Dall'Italia 7 navi spiaggiate
Trattandosi di una pratica storica, strutturata, l'Italia, grosso armatore mondiale, non è da meno. In violazione del regolamento Ue sulle demolizioni, sette compagnie hanno smantellato 11 navi, di cui 7 nelle spiagge dell'Asia meridionale. Una nave ciascuno per Finaval di Navigazione, Novamar Limited e Siremar, smantellate nelle strutture di riciclaggio di Aliaga, in Turchia. 5 unità tra Vittorio Bogazzi, Saipem e Cafiero Mattioli. 3 da parte di Grimaldi group, due in India e una in Turchia, la Sorrento che ad aprile 2015, sotto la gestione di Acciona Transmediterranea, ha subìto un incendio a bordo.

Germania e Grecia
La Germania è il primo paese al mondo a spedire le navi da demolire sulle spiagge asiatiche se si guarda al rapporto tonnellaggio-navi demolite.

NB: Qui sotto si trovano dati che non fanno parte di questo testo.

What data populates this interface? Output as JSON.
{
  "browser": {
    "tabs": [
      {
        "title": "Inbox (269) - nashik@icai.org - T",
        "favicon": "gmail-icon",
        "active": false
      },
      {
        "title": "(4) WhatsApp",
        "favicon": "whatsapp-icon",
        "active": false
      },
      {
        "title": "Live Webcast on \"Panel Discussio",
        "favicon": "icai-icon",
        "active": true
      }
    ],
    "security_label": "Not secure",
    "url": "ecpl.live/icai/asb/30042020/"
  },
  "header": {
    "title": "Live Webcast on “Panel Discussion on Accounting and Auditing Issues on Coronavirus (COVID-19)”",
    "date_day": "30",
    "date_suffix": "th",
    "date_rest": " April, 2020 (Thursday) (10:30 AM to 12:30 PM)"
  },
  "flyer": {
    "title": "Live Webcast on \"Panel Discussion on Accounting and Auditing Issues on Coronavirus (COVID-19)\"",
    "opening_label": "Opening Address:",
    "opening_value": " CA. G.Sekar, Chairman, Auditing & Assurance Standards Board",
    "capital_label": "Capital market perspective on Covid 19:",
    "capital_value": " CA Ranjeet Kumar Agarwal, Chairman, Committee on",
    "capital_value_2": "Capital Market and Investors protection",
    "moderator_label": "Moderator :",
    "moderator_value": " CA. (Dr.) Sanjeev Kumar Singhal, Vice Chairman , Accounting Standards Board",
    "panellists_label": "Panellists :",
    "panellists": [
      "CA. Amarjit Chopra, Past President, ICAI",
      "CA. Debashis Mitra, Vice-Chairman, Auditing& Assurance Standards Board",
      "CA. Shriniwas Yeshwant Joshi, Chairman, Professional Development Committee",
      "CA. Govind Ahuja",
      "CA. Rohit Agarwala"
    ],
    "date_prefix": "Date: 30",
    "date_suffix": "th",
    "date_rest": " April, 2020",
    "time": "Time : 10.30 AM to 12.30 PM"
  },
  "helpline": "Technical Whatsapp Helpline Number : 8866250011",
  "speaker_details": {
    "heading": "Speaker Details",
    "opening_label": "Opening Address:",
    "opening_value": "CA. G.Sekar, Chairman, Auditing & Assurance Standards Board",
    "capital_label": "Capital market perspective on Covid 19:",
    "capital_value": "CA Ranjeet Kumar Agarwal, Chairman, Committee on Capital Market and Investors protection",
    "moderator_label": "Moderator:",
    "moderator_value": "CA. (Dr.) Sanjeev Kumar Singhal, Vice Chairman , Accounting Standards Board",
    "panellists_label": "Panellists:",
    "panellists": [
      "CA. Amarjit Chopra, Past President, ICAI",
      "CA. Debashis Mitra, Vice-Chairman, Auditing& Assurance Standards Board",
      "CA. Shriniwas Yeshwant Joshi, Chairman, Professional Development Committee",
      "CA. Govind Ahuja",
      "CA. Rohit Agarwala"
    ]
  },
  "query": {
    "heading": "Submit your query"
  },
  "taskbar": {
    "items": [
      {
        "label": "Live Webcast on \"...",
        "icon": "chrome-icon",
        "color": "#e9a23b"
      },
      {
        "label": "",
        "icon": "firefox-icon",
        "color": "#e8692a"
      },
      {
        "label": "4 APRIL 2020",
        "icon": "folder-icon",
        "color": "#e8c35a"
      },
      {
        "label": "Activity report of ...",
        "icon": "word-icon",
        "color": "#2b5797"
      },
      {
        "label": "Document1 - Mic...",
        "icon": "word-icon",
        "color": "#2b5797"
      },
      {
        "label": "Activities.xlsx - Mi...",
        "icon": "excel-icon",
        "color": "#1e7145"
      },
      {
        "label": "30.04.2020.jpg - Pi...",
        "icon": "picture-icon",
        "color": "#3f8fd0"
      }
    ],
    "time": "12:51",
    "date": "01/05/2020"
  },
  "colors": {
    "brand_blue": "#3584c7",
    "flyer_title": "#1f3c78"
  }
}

L'anno scorso, su cento navi demolite, 98 sono finite sulle coste di India, Pakistan e Bangladesh. Gli armatori che hanno demolito più navi sono Hansa Mare (12 navi), Alpha Ship, F. Laeisz e Peter Doehle (7), Dr Peters, Koning & Cie, Norddeutsche Vermoge e Rickmers (6). Segue la Grecia con il maggior numero di navi vendute in Asia meridionale, 104.

Il sistema dei cash buyer
In verità gli armatori non sono i diretti "mittenti" delle loro navi mandate al macero sulle spiagge asiatiche. Quando interpellati in genere deresponsabilizzano o minimizzano le loro colpe. Il ciclo di fine vita di un mercantile si basa infatti sui "trafficanti di rottami", cash buyer che procurano alle navi da rottamare una nuova bandiera di comodo, per esempio Palau (Filippine), Comore (Africa), Tuvalu (Australia), rivendendola a chi offre il prezzo migliore per l'acciaio. «È chiaro che l'attuale legislazione basata sulla giurisdizione di bandiera non può apportare modifiche sostanziali alle pratiche correnti: chi può credere che una bandiera di comodo o un cash buyer vorrebbero apportare miglioramenti nei cantieri di demolizione?», commenta Heidegger, riferendosi implicitamente alle recente promozione da parte degli armatori europei al cantiere borderline di Alang.